The vista from the windows of the Tate Modern is so spectacular it’s easy to get distracted from its galleries full of awe-inspiring art.
Originally the home to the Bankside Power Station, the building was converted by the Swiss architects Herzog and de Meuron and opened in 2000 as the Tate Modern Art Gallery. Set back from the Thames, behind a wide piazza and a plantation of trees, the massive, powerful brick structure, with its towering “lighthouse” chimney, dominates the riverbank and the skyline. The Millenium Bridge leads away from the piazza across the river to link it to the other side. Long windows, spaced along the building’s upper levels give real life, stunning pictures of Bankside, the Thames, St Pauls and the glass towers of the city.

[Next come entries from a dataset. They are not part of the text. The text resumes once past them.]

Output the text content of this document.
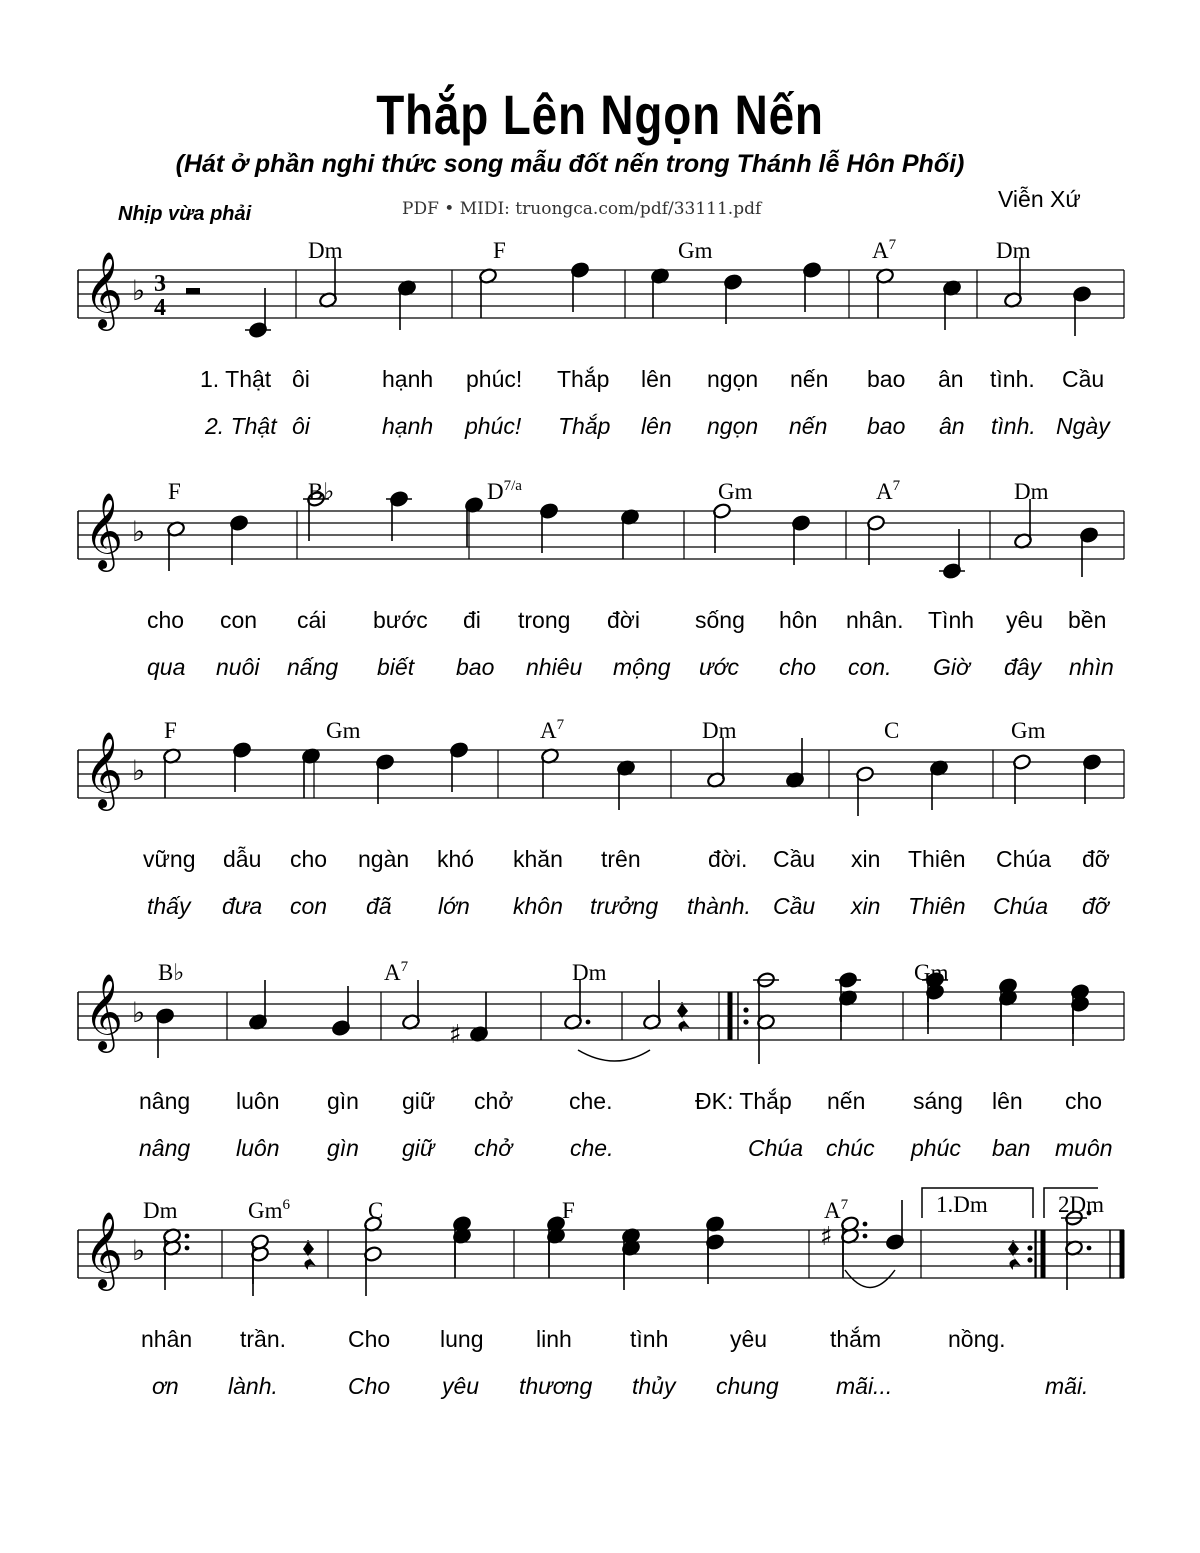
Thắp Lên Ngọn Nến
(Hát ở phần nghi thức song mẫu đốt nến trong Thánh lễ Hôn Phối)
Nhịp vừa phải	PDF • MIDI: truongca.com/pdf/33111.pdf	Viễn Xứ
𝄞 ♭ 3
4
Dm	F	Gm	$A^7$	Dm
1. Thật ôi	hạnh phúc! Thắp lên ngọn nến bao ân tình. Cầu
2. Thật ôi	hạnh phúc! Thắp lên ngọn nến bao ân tình. Ngày
𝄞 ♭
F	B♭	$D^{7/a}$	Gm	$A^7$	Dm
cho con cái bước đi trong đời sống hôn nhân. Tình yêu bền
qua nuôi nấng biết bao nhiêu mộng ước cho con. Giờ đây nhìn
𝄞 ♭
F	Gm	$A^7$	Dm	C	Gm
vững dẫu cho ngàn khó khăn trên	đời. Cầu xin Thiên Chúa đỡ
thấy đưa con đã lớn khôn trưởng thành. Cầu xin Thiên Chúa đỡ
𝄞 ♭
♯
B♭	$A^7$	Dm	Gm
nâng luôn gìn giữ chở che.	ĐK: Thắp nến sáng lên cho
nâng luôn gìn giữ chở	che.	Chúa chúc phúc ban muôn
𝄞 ♭	♯
1.Dm	2Dm
Dm	Gm$^6$	C	F	$A^7$
nhân trần.	Cho lung linh	tình	yêu	thắm	nồng.
ơn lành.	Cho yêu thương thủy chung mãi...	mãi.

The Tate Modern’s collection is organised under three headings – Material Gestures, poetry and Dream, Idea and Object and States of Flux – very useful for the layperson in tackling the enigma of modern art. It covers such movements as Abstractionism, Expressionism, Abstract Expressionism, Minimalism, Conceptual Art, Constructivism, Cubism, Futurism and Pop Art. It includes the work of artists like Monet, Rothko, Carl Andie, Dan Flavin, Jenny Holzer, Picasso and Andy Warhol. The Tate is famed for its cutting edge and often controversial exhibits, like the giant Louise Bourgois spider which crouched menacingly in the courtyard when I first visited and Doris Salcedo’s sculpture, Shobboleth 2007, a giant crack which snaked threateningly across the floor of the cavernous basement Turbine Gallery, ready to swallow the unwitting and the unwary.
It’s worth taking time at the Tate, just to drink it all in; the brilliant views, the incredible collections and the amazing architecture itself. There are also two great bookshops to browse and a very nice café for coffee breaks. Entry to most exhibitions at the Tate is free.